Por uma questão de equidade, defendo que na “concepção” do crime de enriquecimento ilícito se deve incorporar, para além do sector público, o sector privado, pelo facto de que muitas das empresas públicas, embora não fazendo parte directa do Estado ou da Administração Pública, são superintendidas por antigos elementos do Governo ou por deputados, situação que pode desenhar alguns modelos de favorecimento nas medidas ou estratégias perfilhadas pelo Governo. Será que a aplicação deste crime nestas situações é despropositada?

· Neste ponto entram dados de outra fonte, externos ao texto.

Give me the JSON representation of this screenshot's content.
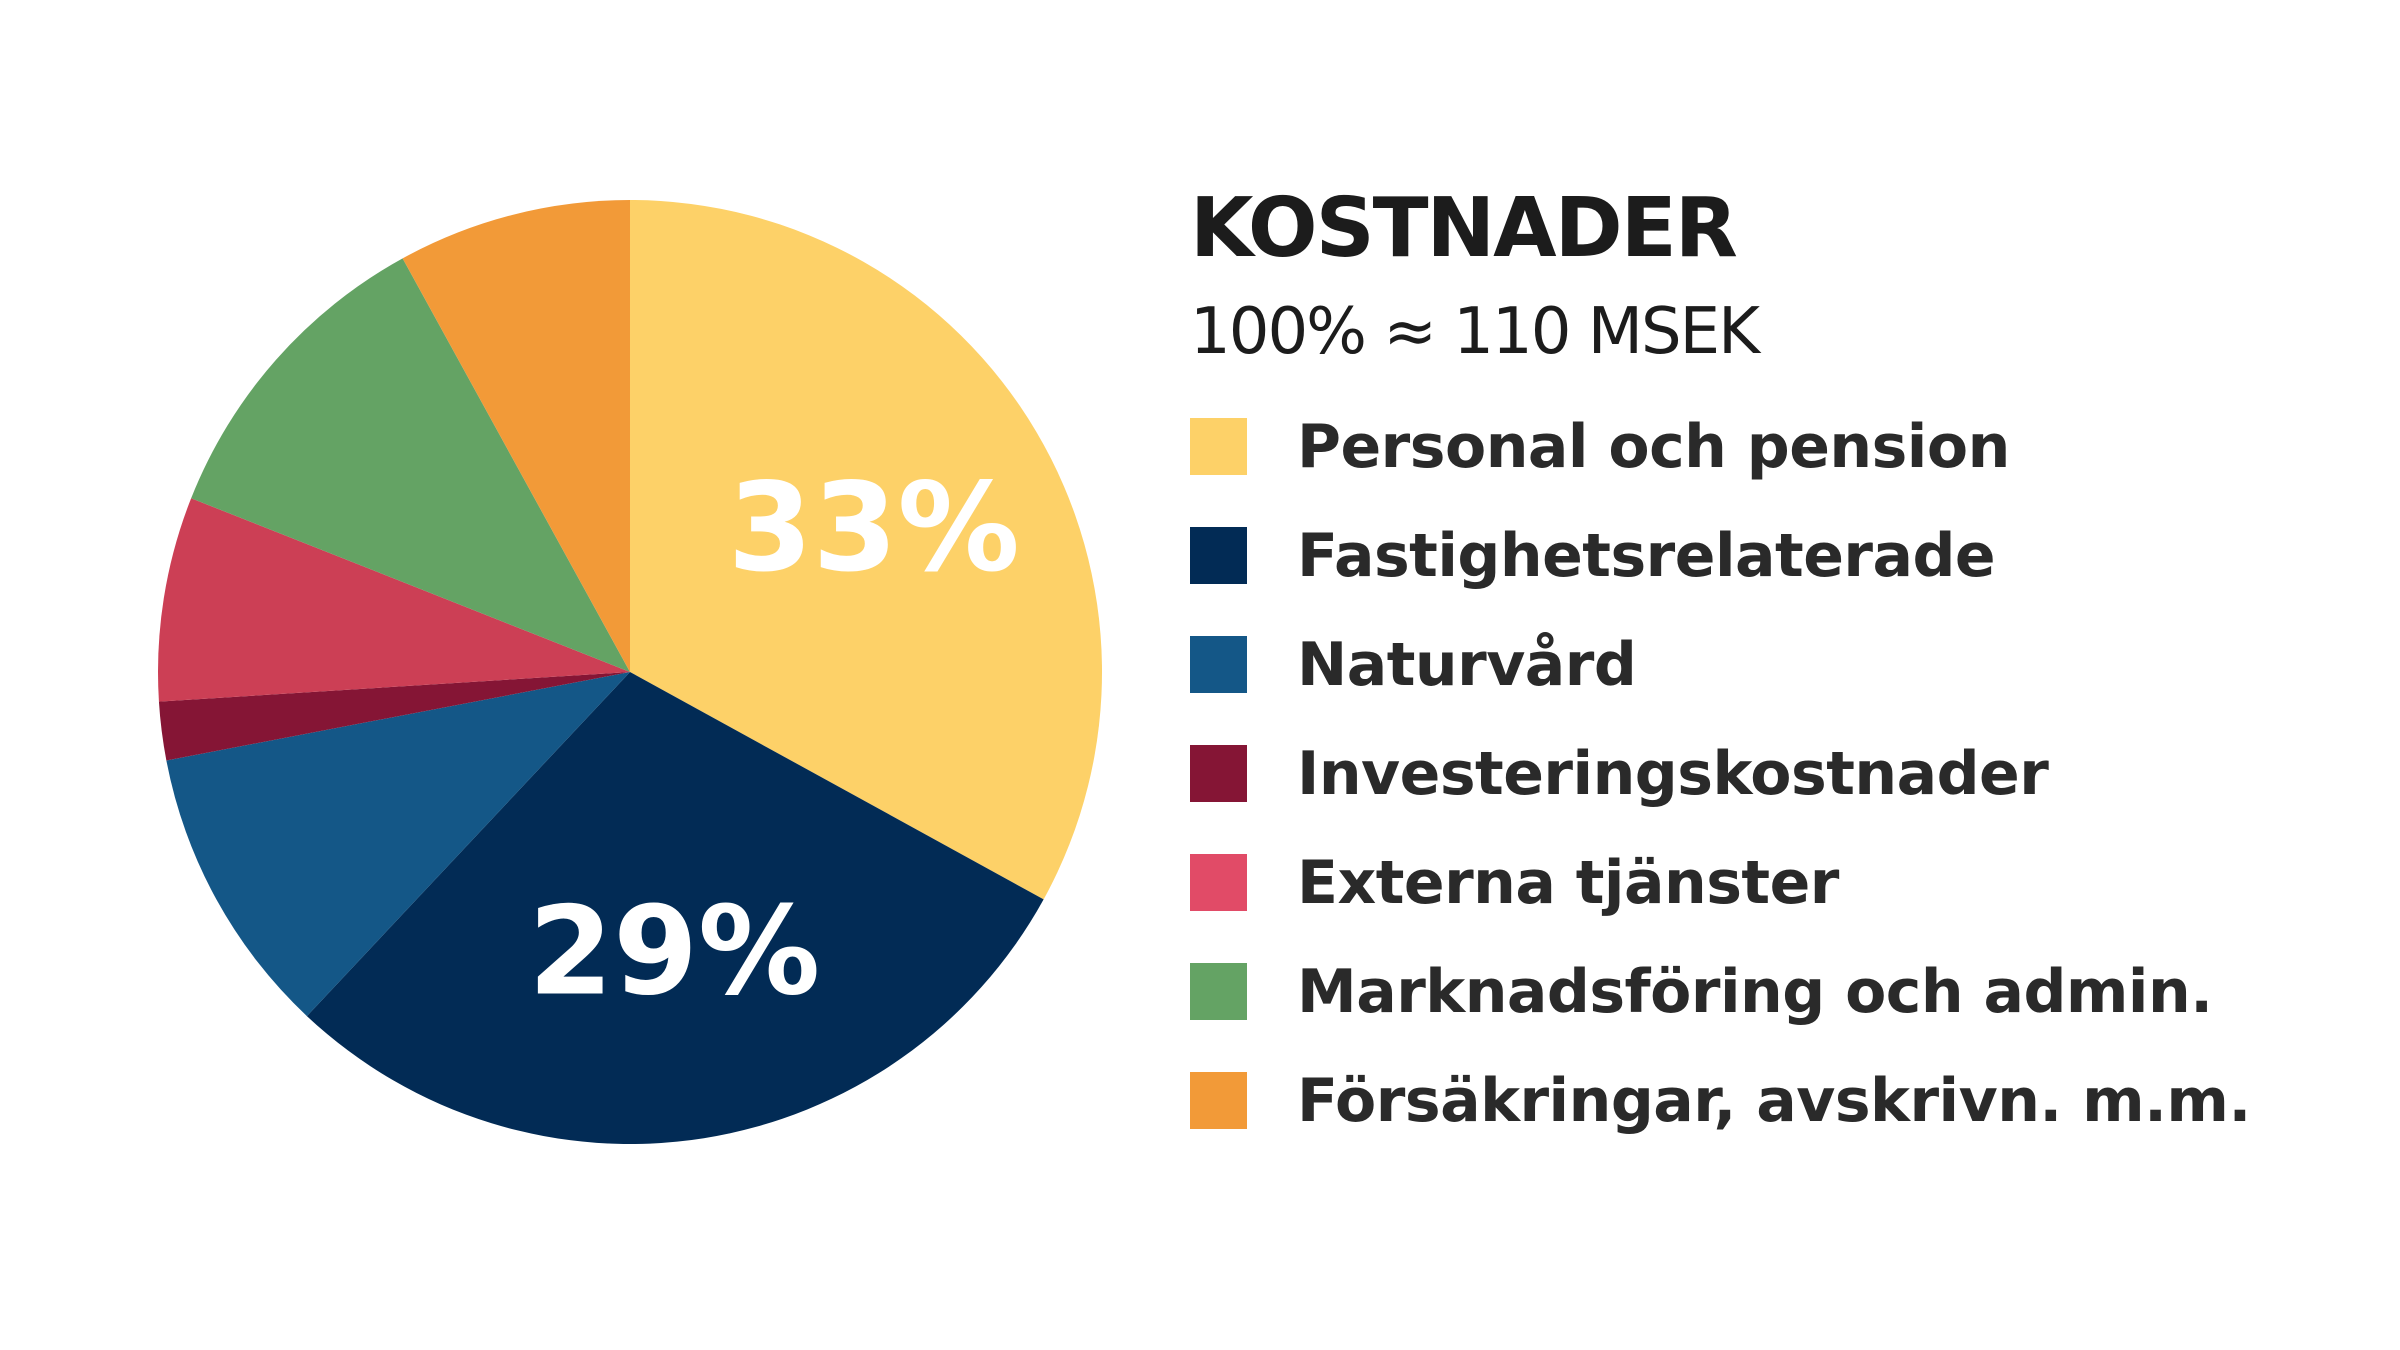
{
  "chart_data": {
    "type": "pie",
    "title": "KOSTNADER",
    "subtitle": "100% ≈ 110 MSEK",
    "total": "110 MSEK",
    "unit": "%",
    "start_angle_deg": 0,
    "direction": "clockwise",
    "categories": [
      "Personal och pension",
      "Fastighetsrelaterade",
      "Naturvård",
      "Investeringskostnader",
      "Externa tjänster",
      "Marknadsföring och admin.",
      "Försäkringar, avskrivn. m.m."
    ],
    "values": [
      33,
      29,
      10,
      2,
      7,
      11,
      8
    ],
    "colors": [
      "#FDD168",
      "#022B55",
      "#145787",
      "#851535",
      "#CC3F55",
      "#64A364",
      "#F29A38"
    ],
    "legend_colors": [
      "#FDD168",
      "#022B55",
      "#145787",
      "#851535",
      "#E14B67",
      "#64A364",
      "#F29A38"
    ],
    "data_labels": [
      "33%",
      "29%",
      "",
      "",
      "",
      "",
      ""
    ],
    "legend_position": "right"
  }
}
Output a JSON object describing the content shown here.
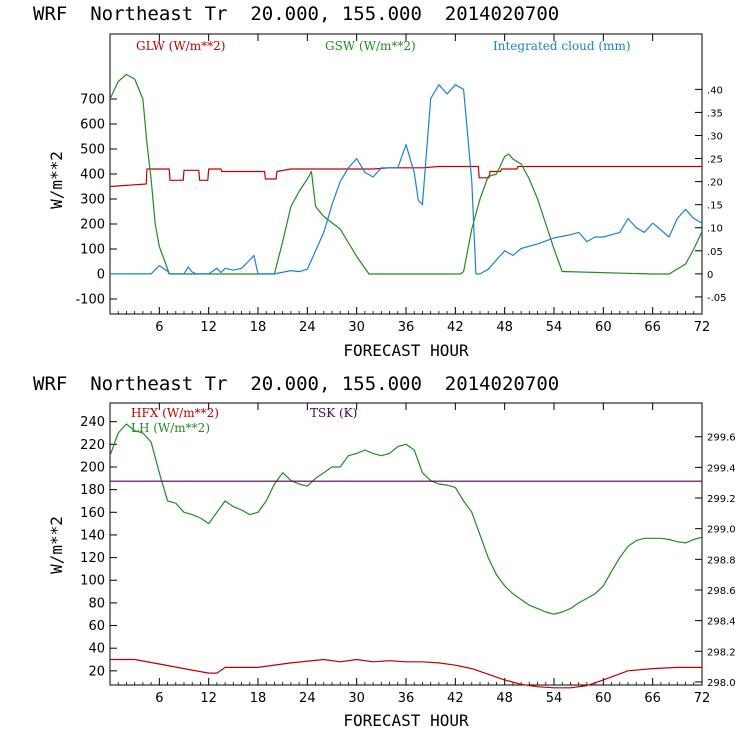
{
  "chart_data": [
    {
      "type": "line",
      "title": "WRF  Northeast Tr  20.000, 155.000  2014020700",
      "xlabel": "FORECAST HOUR",
      "ylabel": "W/m**2",
      "xlim": [
        0,
        72
      ],
      "ylim": [
        -160,
        960
      ],
      "y2lim": [
        -0.087,
        0.52
      ],
      "x_ticks": [
        "6",
        "12",
        "18",
        "24",
        "30",
        "36",
        "42",
        "48",
        "54",
        "60",
        "66",
        "72"
      ],
      "y_ticks": [
        "-100",
        "0",
        "100",
        "200",
        "300",
        "400",
        "500",
        "600",
        "700"
      ],
      "y2_ticks": [
        "-.05",
        "0",
        ".05",
        ".10",
        ".15",
        ".20",
        ".25",
        ".30",
        ".35",
        ".40"
      ],
      "grid": false,
      "series": [
        {
          "name": "GLW (W/m**2)",
          "color": "#c00000",
          "axis": "left",
          "x": [
            0,
            4.4,
            4.5,
            7.2,
            7.3,
            8.9,
            9.0,
            10.8,
            10.9,
            11.9,
            12.0,
            13.5,
            13.6,
            18.8,
            18.9,
            20.2,
            20.3,
            22,
            24,
            26,
            28,
            30,
            32,
            34,
            36,
            38,
            40,
            42,
            44.8,
            44.9,
            46.1,
            46.2,
            47.5,
            47.6,
            49.5,
            49.6,
            60,
            72
          ],
          "y": [
            350,
            360,
            420,
            420,
            375,
            375,
            415,
            415,
            375,
            375,
            420,
            420,
            410,
            410,
            380,
            380,
            410,
            420,
            420,
            420,
            420,
            420,
            420,
            425,
            425,
            425,
            430,
            430,
            430,
            385,
            385,
            410,
            410,
            420,
            420,
            430,
            430,
            430
          ]
        },
        {
          "name": "GSW (W/m**2)",
          "color": "#228b22",
          "axis": "left",
          "x": [
            0,
            1,
            2,
            3,
            4,
            4.5,
            5,
            5.5,
            6,
            7,
            7.2,
            20,
            21,
            22,
            23,
            24,
            24.5,
            25,
            26,
            28,
            30,
            31.5,
            42.6,
            43,
            44,
            45,
            46,
            47,
            48,
            48.5,
            49,
            50,
            51,
            52,
            53,
            54,
            55,
            66,
            68,
            70,
            71,
            72
          ],
          "y": [
            700,
            770,
            798,
            780,
            700,
            520,
            380,
            200,
            110,
            20,
            0,
            0,
            130,
            270,
            330,
            380,
            410,
            270,
            230,
            180,
            70,
            0,
            0,
            10,
            180,
            300,
            390,
            400,
            470,
            480,
            460,
            440,
            380,
            300,
            200,
            100,
            10,
            0,
            0,
            40,
            100,
            170
          ]
        },
        {
          "name": "Integrated cloud (mm)",
          "color": "#1e7fd8",
          "axis": "right",
          "x": [
            0,
            5,
            6,
            7,
            7.2,
            9,
            9.5,
            10,
            10.5,
            12,
            13,
            13.5,
            14,
            15,
            16,
            17,
            17.5,
            18,
            19,
            20,
            22,
            23,
            24,
            25,
            26,
            27,
            28,
            29,
            30,
            31,
            32,
            33,
            34,
            35,
            36,
            37,
            37.5,
            38,
            39,
            40,
            41,
            42,
            43,
            44,
            44.5,
            45,
            46,
            47,
            48,
            49,
            50,
            52,
            54,
            56,
            57,
            58,
            59,
            60,
            61,
            62,
            63,
            64,
            65,
            66,
            67,
            68,
            69,
            70,
            71,
            72
          ],
          "y": [
            0,
            0,
            0.018,
            0.006,
            0,
            0,
            0.015,
            0.004,
            0,
            0,
            0.012,
            0.003,
            0.012,
            0.008,
            0.012,
            0.03,
            0.04,
            0,
            0,
            0,
            0.007,
            0.005,
            0.01,
            0.05,
            0.09,
            0.15,
            0.2,
            0.23,
            0.25,
            0.22,
            0.21,
            0.23,
            0.23,
            0.23,
            0.28,
            0.22,
            0.16,
            0.15,
            0.38,
            0.41,
            0.39,
            0.41,
            0.4,
            0.2,
            0,
            0,
            0.01,
            0.03,
            0.05,
            0.04,
            0.055,
            0.065,
            0.078,
            0.085,
            0.09,
            0.07,
            0.08,
            0.08,
            0.085,
            0.09,
            0.12,
            0.1,
            0.09,
            0.11,
            0.095,
            0.08,
            0.12,
            0.14,
            0.12,
            0.11
          ]
        }
      ],
      "legend_placement": "top"
    },
    {
      "type": "line",
      "title": "WRF  Northeast Tr  20.000, 155.000  2014020700",
      "xlabel": "FORECAST HOUR",
      "ylabel": "W/m**2",
      "xlim": [
        0,
        72
      ],
      "ylim": [
        7.5,
        256.5
      ],
      "y2lim": [
        297.98,
        299.82
      ],
      "x_ticks": [
        "6",
        "12",
        "18",
        "24",
        "30",
        "36",
        "42",
        "48",
        "54",
        "60",
        "66",
        "72"
      ],
      "y_ticks": [
        "20",
        "40",
        "60",
        "80",
        "100",
        "120",
        "140",
        "160",
        "180",
        "200",
        "220",
        "240"
      ],
      "y2_ticks": [
        "298.0",
        "298.2",
        "298.4",
        "298.6",
        "298.8",
        "299.0",
        "299.2",
        "299.4",
        "299.6"
      ],
      "grid": false,
      "series": [
        {
          "name": "HFX (W/m**2)",
          "color": "#c00000",
          "axis": "left",
          "x": [
            0,
            3,
            6,
            9,
            12,
            13,
            14,
            18,
            22,
            26,
            28,
            30,
            32,
            34,
            36,
            38,
            40,
            42,
            44,
            48,
            50,
            52,
            54,
            56,
            58,
            60,
            63,
            66,
            69,
            72
          ],
          "y": [
            30,
            30,
            26,
            22,
            18,
            18,
            23,
            23,
            27,
            30,
            28,
            30,
            28,
            29,
            28,
            28,
            27,
            25,
            22,
            12,
            8,
            6,
            5,
            5,
            7,
            12,
            20,
            22,
            23,
            23
          ]
        },
        {
          "name": "LH (W/m**2)",
          "color": "#228b22",
          "axis": "left",
          "x": [
            0,
            1,
            2,
            3,
            4,
            5,
            6,
            7,
            8,
            9,
            10,
            11,
            12,
            13,
            14,
            15,
            16,
            17,
            18,
            19,
            20,
            21,
            22,
            23,
            24,
            25,
            26,
            27,
            28,
            29,
            30,
            31,
            32,
            33,
            34,
            35,
            36,
            37,
            38,
            39,
            40,
            41,
            42,
            43,
            44,
            45,
            46,
            47,
            48,
            49,
            50,
            51,
            52,
            53,
            54,
            55,
            56,
            57,
            58,
            59,
            60,
            61,
            62,
            63,
            64,
            65,
            66,
            67,
            68,
            69,
            70,
            71,
            72
          ],
          "y": [
            210,
            230,
            238,
            232,
            230,
            222,
            195,
            170,
            168,
            160,
            158,
            155,
            150,
            160,
            170,
            165,
            162,
            158,
            160,
            170,
            185,
            195,
            188,
            185,
            183,
            190,
            195,
            200,
            200,
            210,
            212,
            215,
            212,
            210,
            212,
            218,
            220,
            215,
            195,
            188,
            185,
            184,
            182,
            170,
            160,
            140,
            120,
            105,
            95,
            88,
            83,
            78,
            75,
            72,
            70,
            72,
            75,
            80,
            84,
            88,
            95,
            108,
            120,
            130,
            135,
            137,
            137,
            137,
            136,
            134,
            133,
            136,
            138
          ]
        },
        {
          "name": "TSK (K)",
          "color": "#500050",
          "axis": "right",
          "x": [
            0,
            72
          ],
          "y": [
            299.31,
            299.31
          ]
        }
      ],
      "legend_placement": "top"
    }
  ]
}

Na realidade, a sociedade já tem ao seu dispor medidas, algumas delas franzinas é certo, que regulamentam as “teses” relacionadas com o “afastamento” de fundos e administração daninha, todavia o enriquecimento ilícito tem a capacidade de condenar, bem como de retirar o próprio enriquecimento ilícito aos funcionários públicos corruptos. A verdade é que a criminalização do enriquecimento ilícito exige a implementação de mais projectos e estratégias, sem que as mesmas vilipendiem os preceitos constitucionais. Será que não é relevante implementar medidas que passem pela fiscalização das “poupanças” e dos bens dos funcionários públicos no princípio e no final das suas funções? Será que esta “metodologia”, a médio prazo, não poderia ser aplicada à sociedade em geral?

Por decisão pessoal, o autor do texto não escreve segundo o novo Acordo Ortográfico.